Don’t worry, he wanted to say.
These are the good guys.
LaLa offered to take the baby with her in the car that she, Christian and other staff were riding in, but Dutch refused the offer. This baby, his eyes made clear, would be raised by him and Gina, not by aides, nannies, or other assorted people.
LaLa smiled, because she knew exactly what he meant, and headed for her awaiting limo.
And when Dutch, Gina, and Robert got into their limo, and Robert took his tiny fingers and wrapped them around his father’s big finger, seemingly holding on for dear life, Dutch did cry.
He let the tears roll.
Gina looked at him, looked at the death grip the baby had on Dutch’s finger, and wanted to cry too.
Because nothing was more beautiful to a couple that was supposedly always surrounded by it, than a gesture that was so common, so expected and predictable, until it was, because of its simplicity, the most beautiful of all.
Dutch looked out at the glowing crowd, a crowd that seemed to love them.
And he loved them back, if only for that moment, because they were the everyday people, the heart and soul of America.

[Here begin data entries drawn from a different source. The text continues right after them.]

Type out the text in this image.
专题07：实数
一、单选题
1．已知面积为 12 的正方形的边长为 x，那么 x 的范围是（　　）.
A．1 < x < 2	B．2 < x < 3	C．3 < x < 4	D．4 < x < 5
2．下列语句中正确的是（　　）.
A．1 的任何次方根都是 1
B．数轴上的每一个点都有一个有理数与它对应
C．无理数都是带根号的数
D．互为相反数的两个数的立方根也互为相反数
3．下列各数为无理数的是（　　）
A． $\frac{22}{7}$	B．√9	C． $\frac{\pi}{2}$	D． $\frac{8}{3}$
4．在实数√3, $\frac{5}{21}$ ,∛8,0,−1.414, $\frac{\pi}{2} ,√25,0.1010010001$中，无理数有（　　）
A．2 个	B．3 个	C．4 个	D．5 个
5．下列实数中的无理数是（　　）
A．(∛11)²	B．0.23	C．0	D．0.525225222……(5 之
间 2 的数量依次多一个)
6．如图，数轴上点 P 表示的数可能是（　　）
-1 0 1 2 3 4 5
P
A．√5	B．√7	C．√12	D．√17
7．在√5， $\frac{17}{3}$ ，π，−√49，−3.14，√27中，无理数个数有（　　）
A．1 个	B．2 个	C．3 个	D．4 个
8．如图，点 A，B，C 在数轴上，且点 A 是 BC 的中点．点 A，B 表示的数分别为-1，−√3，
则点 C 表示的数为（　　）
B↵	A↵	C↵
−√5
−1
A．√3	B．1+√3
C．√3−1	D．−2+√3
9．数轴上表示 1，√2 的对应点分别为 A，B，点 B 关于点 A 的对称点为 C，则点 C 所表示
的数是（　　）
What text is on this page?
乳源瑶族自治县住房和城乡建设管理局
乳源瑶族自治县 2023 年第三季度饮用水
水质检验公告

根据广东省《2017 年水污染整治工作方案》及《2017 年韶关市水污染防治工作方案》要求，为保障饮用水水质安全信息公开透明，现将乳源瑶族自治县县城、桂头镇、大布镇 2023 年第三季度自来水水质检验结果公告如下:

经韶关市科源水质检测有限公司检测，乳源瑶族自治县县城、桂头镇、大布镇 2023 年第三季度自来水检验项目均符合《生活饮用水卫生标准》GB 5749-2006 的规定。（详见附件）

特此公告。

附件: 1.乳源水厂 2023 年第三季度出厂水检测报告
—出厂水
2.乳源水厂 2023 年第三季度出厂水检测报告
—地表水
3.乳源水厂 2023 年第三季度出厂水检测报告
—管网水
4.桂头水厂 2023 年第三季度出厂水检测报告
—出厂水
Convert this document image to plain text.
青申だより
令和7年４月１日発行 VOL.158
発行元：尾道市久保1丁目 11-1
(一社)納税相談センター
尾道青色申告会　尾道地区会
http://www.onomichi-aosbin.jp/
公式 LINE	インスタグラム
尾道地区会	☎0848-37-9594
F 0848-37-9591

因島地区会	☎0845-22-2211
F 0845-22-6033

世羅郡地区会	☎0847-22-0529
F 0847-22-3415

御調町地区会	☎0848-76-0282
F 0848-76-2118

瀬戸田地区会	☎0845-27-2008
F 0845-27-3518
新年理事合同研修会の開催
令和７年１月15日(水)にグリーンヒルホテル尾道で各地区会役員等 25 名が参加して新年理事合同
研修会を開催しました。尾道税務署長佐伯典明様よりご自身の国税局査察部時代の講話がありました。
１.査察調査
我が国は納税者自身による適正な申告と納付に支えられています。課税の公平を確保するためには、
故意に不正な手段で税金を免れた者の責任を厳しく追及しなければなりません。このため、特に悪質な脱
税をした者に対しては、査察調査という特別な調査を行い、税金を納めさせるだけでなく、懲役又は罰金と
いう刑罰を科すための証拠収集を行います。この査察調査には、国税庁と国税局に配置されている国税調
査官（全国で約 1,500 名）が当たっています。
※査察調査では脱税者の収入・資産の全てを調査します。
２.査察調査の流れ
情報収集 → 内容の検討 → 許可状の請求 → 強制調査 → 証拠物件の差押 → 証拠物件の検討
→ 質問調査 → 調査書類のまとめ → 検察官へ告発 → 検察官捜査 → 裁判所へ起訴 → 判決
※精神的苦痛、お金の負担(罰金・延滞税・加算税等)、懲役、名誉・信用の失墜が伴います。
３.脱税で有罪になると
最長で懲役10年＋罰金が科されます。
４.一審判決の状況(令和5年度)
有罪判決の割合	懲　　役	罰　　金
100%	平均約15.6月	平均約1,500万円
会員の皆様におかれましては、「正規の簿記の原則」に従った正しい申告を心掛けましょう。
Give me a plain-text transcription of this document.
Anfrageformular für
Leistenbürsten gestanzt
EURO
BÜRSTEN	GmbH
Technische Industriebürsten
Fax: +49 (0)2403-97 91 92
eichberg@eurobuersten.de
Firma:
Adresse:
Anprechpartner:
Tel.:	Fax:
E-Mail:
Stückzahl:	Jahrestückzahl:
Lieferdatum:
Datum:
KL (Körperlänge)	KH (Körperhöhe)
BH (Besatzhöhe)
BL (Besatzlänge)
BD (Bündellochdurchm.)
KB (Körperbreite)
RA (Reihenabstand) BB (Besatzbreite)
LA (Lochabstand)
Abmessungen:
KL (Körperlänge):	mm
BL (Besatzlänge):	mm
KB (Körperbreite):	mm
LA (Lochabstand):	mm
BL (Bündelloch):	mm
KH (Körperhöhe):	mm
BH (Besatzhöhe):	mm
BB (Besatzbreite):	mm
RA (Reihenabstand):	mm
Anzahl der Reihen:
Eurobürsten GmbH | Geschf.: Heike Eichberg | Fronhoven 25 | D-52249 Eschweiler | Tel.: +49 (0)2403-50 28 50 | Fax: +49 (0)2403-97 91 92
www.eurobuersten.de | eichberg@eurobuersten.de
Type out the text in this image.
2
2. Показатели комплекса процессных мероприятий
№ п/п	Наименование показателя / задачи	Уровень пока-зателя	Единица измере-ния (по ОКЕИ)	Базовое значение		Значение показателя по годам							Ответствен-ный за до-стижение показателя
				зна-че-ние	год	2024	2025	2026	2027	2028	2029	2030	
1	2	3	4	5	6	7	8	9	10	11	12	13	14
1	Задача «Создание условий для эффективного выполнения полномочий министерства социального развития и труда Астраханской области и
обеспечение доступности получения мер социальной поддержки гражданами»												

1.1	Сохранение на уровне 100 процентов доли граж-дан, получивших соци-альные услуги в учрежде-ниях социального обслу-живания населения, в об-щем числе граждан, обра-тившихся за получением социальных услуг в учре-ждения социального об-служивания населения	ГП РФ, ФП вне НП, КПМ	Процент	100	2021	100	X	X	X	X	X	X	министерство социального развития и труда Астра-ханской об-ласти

And even when he saw a smattering of distractors, with signs that read,
Those Women Told the Truth
, or compared the president to Hitler, he still was the happiest man alive.
Before the limo doors were closed, a reporter in the front of the rope line was able to shout out if the president was sorry that his mother didn’t live to see her only grandchild.
And Dutch, without hesitation, yelled out, “no,” unsure if the reporter heard him or not.
Gina looked at him.
“That was so not politically correct,” she said as the baby grabbed her finger too.
“I know,” Dutch said, looking up at Gina’s radiant face, and then down at the baby, a baby who already had them wrapped around his fingers.
And Dutch couldn’t stop grinning.
“Isn’t it great?” he asked.
And Gina grinned too, because it really was great.
Because they had decided, for the sake of the child, for the sake of the office Dutch had sworn to uphold, that they would not quit.
But they also decided that they would live on their own terms.
On this they stood firm.
And if Washington didn’t like it, if the American public didn’t like it, if Congress had problems with it, then they could always force them out.
But in the meantime they would move along at their own pace, as a threesome now, accustomed to the cheers and jeers of the crowd, the ups and downs of the polls, the shouts and yells of reporters, as the doors of the limousine shut out the noise, and they were ushered, kicking and screaming and laughing from ear to ear, back into the fishbowl.